3.1.Transaction Clause

This is the heart of the Agreement as it deals with the Transaction contemplated therein. For instance, in a Share Purchase Agreement, this Clause would lay down that the seller is interested in selling certain number of shares and the buyer is interested in purchasing them It would also lay down any conditions precedent which must be fulfilled by either party for the successful completion of the transaction. This Clause requires the utmost scrutiny and care while drafting.

3.2.Consideration Clause

One of the important tenets of Contract Law is that “No Consideration, No Contract”. A contract without any consideration is void ab initio except in certain cases. This Clause mentions the consideration payable in respect of the obligations of the party and should carefully scrutinised since it creates obligations for either party. Thus, in case of a share purchase agreement, the consideration clause would mention the price per share and the aggregate consideration. It would also mention the mode and the time of discharge of the consideration.

3.3.Escrow Mechanism

Certain agreements provide for an Escrow Mechanism with a reputed person, e.g., a commonly accepted solicitor or a CA. The Escrow Holder would retain in his custody the payment or documents due to the other party until such party fulfills his part of the obligations. For instance, in case of the sale of a property which is the subject matter of a mortgage, the buyer may deposit the consideration in Escrow till such time as the Seller clears the mortgage. As soon as the mortgage is redeemed, the Escrow Holder would hand over the consideration to the Seller. The events under which the Escrow Holder would release the Escrow should be very clearly specified in unambiguous terms. Escrow Mechanisms are increasingly used in agreements and are a common feature in agreements for complex infrastructure / power projects.
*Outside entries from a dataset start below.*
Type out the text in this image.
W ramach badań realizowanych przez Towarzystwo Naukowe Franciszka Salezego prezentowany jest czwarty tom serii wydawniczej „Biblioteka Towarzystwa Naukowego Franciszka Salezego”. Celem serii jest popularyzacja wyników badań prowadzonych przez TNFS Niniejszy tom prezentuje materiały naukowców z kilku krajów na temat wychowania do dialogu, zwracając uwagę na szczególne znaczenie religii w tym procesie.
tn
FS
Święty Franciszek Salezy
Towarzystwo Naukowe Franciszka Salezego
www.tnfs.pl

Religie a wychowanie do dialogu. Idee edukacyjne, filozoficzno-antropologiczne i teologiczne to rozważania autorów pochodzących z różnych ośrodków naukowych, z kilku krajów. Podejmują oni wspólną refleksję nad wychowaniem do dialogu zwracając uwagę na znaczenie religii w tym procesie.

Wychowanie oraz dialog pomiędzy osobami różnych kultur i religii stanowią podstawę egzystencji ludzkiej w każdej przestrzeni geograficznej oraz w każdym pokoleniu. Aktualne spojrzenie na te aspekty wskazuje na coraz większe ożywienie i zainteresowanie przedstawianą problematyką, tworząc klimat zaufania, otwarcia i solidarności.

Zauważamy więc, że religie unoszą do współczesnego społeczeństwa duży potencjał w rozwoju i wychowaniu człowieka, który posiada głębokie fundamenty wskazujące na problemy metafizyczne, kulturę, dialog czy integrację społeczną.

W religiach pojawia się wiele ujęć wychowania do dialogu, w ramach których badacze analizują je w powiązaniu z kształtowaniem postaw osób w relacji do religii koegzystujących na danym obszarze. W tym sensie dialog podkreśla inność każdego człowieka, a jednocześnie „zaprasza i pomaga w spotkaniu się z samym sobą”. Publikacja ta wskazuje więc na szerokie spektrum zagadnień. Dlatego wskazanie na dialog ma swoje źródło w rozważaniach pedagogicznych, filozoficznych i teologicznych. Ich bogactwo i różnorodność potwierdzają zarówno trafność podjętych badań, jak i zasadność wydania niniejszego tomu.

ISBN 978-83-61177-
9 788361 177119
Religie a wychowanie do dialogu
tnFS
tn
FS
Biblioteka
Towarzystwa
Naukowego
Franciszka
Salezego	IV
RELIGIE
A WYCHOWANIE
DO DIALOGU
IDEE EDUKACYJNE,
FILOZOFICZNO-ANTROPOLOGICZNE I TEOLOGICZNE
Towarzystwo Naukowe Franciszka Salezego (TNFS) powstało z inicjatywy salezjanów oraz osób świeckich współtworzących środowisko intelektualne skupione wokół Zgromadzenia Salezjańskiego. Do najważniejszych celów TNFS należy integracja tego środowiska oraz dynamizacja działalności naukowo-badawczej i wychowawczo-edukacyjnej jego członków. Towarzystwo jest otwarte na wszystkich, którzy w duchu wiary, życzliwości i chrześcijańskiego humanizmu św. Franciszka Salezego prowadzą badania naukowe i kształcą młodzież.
4. Director’s Responsibility

4.1.As agreements are the basis on which a company functions, it is imperative that they are properly drafted and safeguard the company’s interests. If the agreements suffer from some infirmity or legal handicap, then the company may have to incur severe losses. Hence, Directors must be extremely careful and cautious in all such matters. The best way to ensure this is to entrust the task to competent professionals wherever possible. The old adage better safe then sorry should always be borne in mind.

5. Auditor’s Duty

5.1.This is one area where the Auditor can make substantial value addition. As an Auditor one comes across several agreements which the auditee would enter into the course of business. The Auditor would refer to many of these agreements during his audit. He may check these agreements and advise the auditee whether those contracts are legally valid or do they suffer from some patent infirmity due to which the entity may suffer heavily. All agreements, have economic implications, which if material, impact the true and fair view.

5.2.Even otherwise than as an Auditor, a Chartered Accountant can render tremendous services in this area. If Chartered Accountants have a basic knowledge of the important provisions of the Act, they would be able to contribute towards pointing out gross errors or inadequacies in contracts entered into by their clients. This in itself would be a big service to the clients.

5.3.By broadening his peripheral knowledge, the Auditor can make intelligent enquiries and thereby add value to his services. He can caution the auditee of likely unpleasant consequences which might arise. It needs to be repeated and noted that the audit is basically under the relevant law applicable to an entity and an auditor is not an expert on all laws relevant to business operations of an entity. All that is required of him is exercise of ‘due care’.